By Thomas Clouse
North Korea has taken modest steps in recent weeks to liberalize its economy by introducing new special economic zones (SEZs), loosening currency exchange restrictions and strengthening foreign trade relationships.
The moves toward more open economic policies have prompted hope for further reform, as well as concerns that new economic activity could undermine international sanctions related to the country’s nuclear weapons program.
In mid-October, North Korea’s state-controlled media reported that the government would open 14 new SEZs, adding to the four that currently exist. Few details of the new SEZs were released, but the four that are already in operation lie primarily along borders with China, Russia and South Korea. Political friction has interrupted operations within these SEZs, which has potentially dampened investor enthusiasm.
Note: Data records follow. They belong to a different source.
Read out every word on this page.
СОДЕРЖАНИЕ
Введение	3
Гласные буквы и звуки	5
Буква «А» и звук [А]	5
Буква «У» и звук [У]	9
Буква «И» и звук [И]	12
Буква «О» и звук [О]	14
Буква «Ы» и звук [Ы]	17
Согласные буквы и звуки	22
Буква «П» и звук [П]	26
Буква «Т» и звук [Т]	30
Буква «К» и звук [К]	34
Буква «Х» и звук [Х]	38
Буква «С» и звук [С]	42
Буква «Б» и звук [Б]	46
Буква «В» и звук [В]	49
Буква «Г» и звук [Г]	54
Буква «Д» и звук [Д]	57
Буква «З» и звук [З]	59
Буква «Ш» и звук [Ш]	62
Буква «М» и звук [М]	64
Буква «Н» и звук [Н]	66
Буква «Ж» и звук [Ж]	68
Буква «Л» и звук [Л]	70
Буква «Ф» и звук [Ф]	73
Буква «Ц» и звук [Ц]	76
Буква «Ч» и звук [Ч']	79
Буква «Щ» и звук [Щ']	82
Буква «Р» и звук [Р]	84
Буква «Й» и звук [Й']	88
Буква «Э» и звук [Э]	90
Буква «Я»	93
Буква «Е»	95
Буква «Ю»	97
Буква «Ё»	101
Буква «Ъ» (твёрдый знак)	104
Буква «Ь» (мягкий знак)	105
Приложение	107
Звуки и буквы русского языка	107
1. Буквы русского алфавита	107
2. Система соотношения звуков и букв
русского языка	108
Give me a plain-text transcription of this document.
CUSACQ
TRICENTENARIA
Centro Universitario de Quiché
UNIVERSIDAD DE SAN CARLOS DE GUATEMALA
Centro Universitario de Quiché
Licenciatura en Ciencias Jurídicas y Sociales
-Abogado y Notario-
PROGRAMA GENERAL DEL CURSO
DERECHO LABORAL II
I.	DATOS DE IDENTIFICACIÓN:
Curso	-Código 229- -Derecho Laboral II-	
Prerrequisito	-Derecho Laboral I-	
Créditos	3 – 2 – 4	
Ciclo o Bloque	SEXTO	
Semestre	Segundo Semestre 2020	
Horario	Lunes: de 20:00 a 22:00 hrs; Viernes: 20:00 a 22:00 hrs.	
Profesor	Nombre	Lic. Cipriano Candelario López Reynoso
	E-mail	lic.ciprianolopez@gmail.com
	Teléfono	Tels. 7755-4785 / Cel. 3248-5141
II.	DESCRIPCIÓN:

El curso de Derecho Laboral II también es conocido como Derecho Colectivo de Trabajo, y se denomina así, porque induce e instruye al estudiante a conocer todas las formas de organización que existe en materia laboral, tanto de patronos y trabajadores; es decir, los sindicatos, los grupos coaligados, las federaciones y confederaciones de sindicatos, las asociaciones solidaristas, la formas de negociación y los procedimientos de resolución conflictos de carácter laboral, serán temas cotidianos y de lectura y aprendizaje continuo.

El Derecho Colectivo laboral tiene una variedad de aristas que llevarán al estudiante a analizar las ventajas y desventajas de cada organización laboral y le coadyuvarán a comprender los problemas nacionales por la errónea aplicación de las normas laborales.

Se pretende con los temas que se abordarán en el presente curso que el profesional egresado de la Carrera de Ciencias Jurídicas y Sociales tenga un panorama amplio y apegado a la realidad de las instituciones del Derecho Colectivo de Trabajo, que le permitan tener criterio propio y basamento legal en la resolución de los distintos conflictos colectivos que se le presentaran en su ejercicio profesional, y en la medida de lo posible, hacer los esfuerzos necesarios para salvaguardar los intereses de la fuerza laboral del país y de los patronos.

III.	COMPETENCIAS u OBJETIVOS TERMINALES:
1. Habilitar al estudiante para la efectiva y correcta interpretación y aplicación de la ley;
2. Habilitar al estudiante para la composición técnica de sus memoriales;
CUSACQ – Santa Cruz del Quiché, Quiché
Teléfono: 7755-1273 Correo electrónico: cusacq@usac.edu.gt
Scott Snyder, senior fellow for Korea Studies and director of the program on US-Korea Policy at the Council on Foreign Relations, explains, “There are not necessarily that many restrictions on foreign investments, but the stigma associated with the sanctions and the relatively high historic risk associated with doing business in North Korea, in light of its own internal governance issues, will probably mean that people will wait and see.”
Among other incentives, the special economic zones will offer more flexible foreign exchange policies. The country’s official exchange rate for its currency, the won, is 96 to the US dollar, but black market rates are approximately 8,000 to one. The new trade zones will incorporate local market rates, according to media comments from government officials.
North Korea is also reaching out to potential trade partners. It hosted the president of Mongolia and Indonesia’s foreign minister in October. North Korea and Mongolia, both of which depend heavily on trade with China, agreed to cooperate in several industries.